Il résulte de cette enquête que M.[L] a fourni à l'appui de ses deux demandes de rachat de cotisations un témoignage dont il a dicté les termes à une personne qui n'a pas pu confirmer avec certitude la période exacte sur laquelle portait son témoignage (M.[T]) et a rédigé deux fausses attestations (M.[T] et Mme [P]), dont l'une au nom d'un témoin qui avait déjà valablement attesté pour lui mais qui n'a pas pu confirmer un emploi à temps plein (Mme [V]-[P]).
La Cour considère que les attestations ayant servi à constituer les deux dossiers de rachat de cotisations sont douteuses et qu'elles n'ont aucune valeur probatoire quant aux conditions permettant de justifier les demandes ainsi obtenues.
La fraude commise par M.[L] pour obtenir la reconnaissance de droits à une retraite anticipée, à laquelle il ne pouvait pas prétendre, justifie les décisions d'annulation et de restitution des indus, prises respectivement par l'URSSAF et par la CARSAT.
*******
En conséquences de cette fraude, la Cour déclare infondés les moyens tirés du non respect du principe de l'intangibilité des pensions et de la prescription biennale de la demande de remboursement des indus.
La Cour confirme le jugement en ce qu'il a dit que c'était à tort que l'URSSAF avait annulé la régularisation de la période du 15 juin au 31 août 1966 et valide cette annulation.

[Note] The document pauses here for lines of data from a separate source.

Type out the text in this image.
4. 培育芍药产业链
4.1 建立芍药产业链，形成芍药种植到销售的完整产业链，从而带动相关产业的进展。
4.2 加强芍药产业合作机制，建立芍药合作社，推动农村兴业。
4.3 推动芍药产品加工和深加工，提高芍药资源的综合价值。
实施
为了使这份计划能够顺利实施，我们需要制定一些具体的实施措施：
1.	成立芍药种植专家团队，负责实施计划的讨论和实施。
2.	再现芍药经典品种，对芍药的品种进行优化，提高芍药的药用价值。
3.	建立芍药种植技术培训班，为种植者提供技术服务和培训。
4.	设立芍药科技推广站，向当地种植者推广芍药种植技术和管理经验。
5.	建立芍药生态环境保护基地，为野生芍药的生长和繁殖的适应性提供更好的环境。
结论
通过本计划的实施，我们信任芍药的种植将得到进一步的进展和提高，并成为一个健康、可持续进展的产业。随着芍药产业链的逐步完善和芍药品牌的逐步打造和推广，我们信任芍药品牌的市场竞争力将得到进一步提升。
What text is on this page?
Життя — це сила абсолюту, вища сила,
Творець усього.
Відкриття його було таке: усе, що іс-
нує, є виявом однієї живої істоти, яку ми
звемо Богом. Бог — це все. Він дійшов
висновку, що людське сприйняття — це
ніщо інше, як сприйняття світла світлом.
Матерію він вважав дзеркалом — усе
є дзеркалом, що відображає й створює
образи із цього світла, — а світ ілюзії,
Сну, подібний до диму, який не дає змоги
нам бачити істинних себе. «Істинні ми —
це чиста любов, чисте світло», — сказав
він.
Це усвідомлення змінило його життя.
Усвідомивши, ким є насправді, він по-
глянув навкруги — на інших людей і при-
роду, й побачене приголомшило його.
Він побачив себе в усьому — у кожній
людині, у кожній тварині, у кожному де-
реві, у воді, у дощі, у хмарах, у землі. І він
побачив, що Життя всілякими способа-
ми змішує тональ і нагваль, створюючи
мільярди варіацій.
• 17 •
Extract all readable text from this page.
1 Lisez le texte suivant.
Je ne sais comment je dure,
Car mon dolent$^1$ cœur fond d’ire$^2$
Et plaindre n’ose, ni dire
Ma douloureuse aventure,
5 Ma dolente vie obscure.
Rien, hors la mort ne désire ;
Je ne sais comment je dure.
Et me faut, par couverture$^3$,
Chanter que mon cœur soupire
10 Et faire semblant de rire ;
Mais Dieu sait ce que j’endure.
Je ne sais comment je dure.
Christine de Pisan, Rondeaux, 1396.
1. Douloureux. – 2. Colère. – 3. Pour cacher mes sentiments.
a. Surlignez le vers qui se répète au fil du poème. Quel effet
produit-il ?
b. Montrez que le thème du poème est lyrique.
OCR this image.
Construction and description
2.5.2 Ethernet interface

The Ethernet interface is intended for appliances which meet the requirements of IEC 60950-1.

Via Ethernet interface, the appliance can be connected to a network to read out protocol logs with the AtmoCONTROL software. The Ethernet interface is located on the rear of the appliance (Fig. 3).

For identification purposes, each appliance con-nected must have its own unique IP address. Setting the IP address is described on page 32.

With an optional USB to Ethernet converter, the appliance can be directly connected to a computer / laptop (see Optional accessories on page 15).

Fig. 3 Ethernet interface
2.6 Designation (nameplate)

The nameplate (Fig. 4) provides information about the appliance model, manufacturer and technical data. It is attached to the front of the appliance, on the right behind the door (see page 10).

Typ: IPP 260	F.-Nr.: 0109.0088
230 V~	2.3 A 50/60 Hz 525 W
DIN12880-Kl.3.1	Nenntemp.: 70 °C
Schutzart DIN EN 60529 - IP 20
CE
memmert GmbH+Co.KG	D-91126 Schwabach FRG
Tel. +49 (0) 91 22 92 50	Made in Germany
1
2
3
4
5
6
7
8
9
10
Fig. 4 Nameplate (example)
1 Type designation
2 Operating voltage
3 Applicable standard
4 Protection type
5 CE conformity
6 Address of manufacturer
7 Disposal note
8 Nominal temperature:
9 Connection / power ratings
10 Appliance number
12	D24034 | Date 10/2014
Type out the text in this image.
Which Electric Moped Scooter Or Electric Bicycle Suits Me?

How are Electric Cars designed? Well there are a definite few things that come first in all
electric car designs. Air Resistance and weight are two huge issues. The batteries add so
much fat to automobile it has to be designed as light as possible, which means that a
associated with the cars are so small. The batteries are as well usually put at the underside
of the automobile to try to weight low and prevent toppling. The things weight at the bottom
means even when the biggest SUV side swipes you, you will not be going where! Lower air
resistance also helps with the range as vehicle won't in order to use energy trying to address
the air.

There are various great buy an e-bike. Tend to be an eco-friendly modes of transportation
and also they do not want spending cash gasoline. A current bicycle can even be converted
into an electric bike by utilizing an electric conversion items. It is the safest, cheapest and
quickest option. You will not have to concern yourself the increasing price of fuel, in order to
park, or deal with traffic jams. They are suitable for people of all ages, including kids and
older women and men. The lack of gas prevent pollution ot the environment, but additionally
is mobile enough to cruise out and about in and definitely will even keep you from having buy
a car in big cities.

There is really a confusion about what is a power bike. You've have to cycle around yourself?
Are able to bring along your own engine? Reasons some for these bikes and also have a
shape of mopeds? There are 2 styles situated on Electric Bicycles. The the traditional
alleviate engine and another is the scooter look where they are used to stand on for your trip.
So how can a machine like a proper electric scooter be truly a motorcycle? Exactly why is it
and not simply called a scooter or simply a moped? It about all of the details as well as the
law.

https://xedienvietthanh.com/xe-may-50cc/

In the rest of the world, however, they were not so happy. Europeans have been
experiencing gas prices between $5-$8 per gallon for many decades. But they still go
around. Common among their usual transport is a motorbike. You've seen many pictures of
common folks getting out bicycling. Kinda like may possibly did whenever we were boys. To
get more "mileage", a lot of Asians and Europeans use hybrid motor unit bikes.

La Cour le confirme pour le surplus, et fait droit aux demandes des intimées.
PAR CES MOTIFS
La Cour statuant en matière de sécurité sociale,
Infirme le jugement du Tribunal des Affaires de sécurité sociale des Bouches du Rhône
en date du 21 novembre 2012, en ce qu'il a dit que c'était à tort que l'URSSAF avait annulé la régularisation de la période du 15 juin au 31 août 1966,
Le confirme pour le surplus,
Et statuant à nouveau:
Valide l'annulation par l'URSSAF de la régularisation concernant la période du 15 juin au 31 août 1966,
Et y ajoutant:
Condamne M.[L] à payer à chaque intimée, CARSAT et URSSAF, la somme de 2500 euros au titre de l'article 700 du code de procédure civile.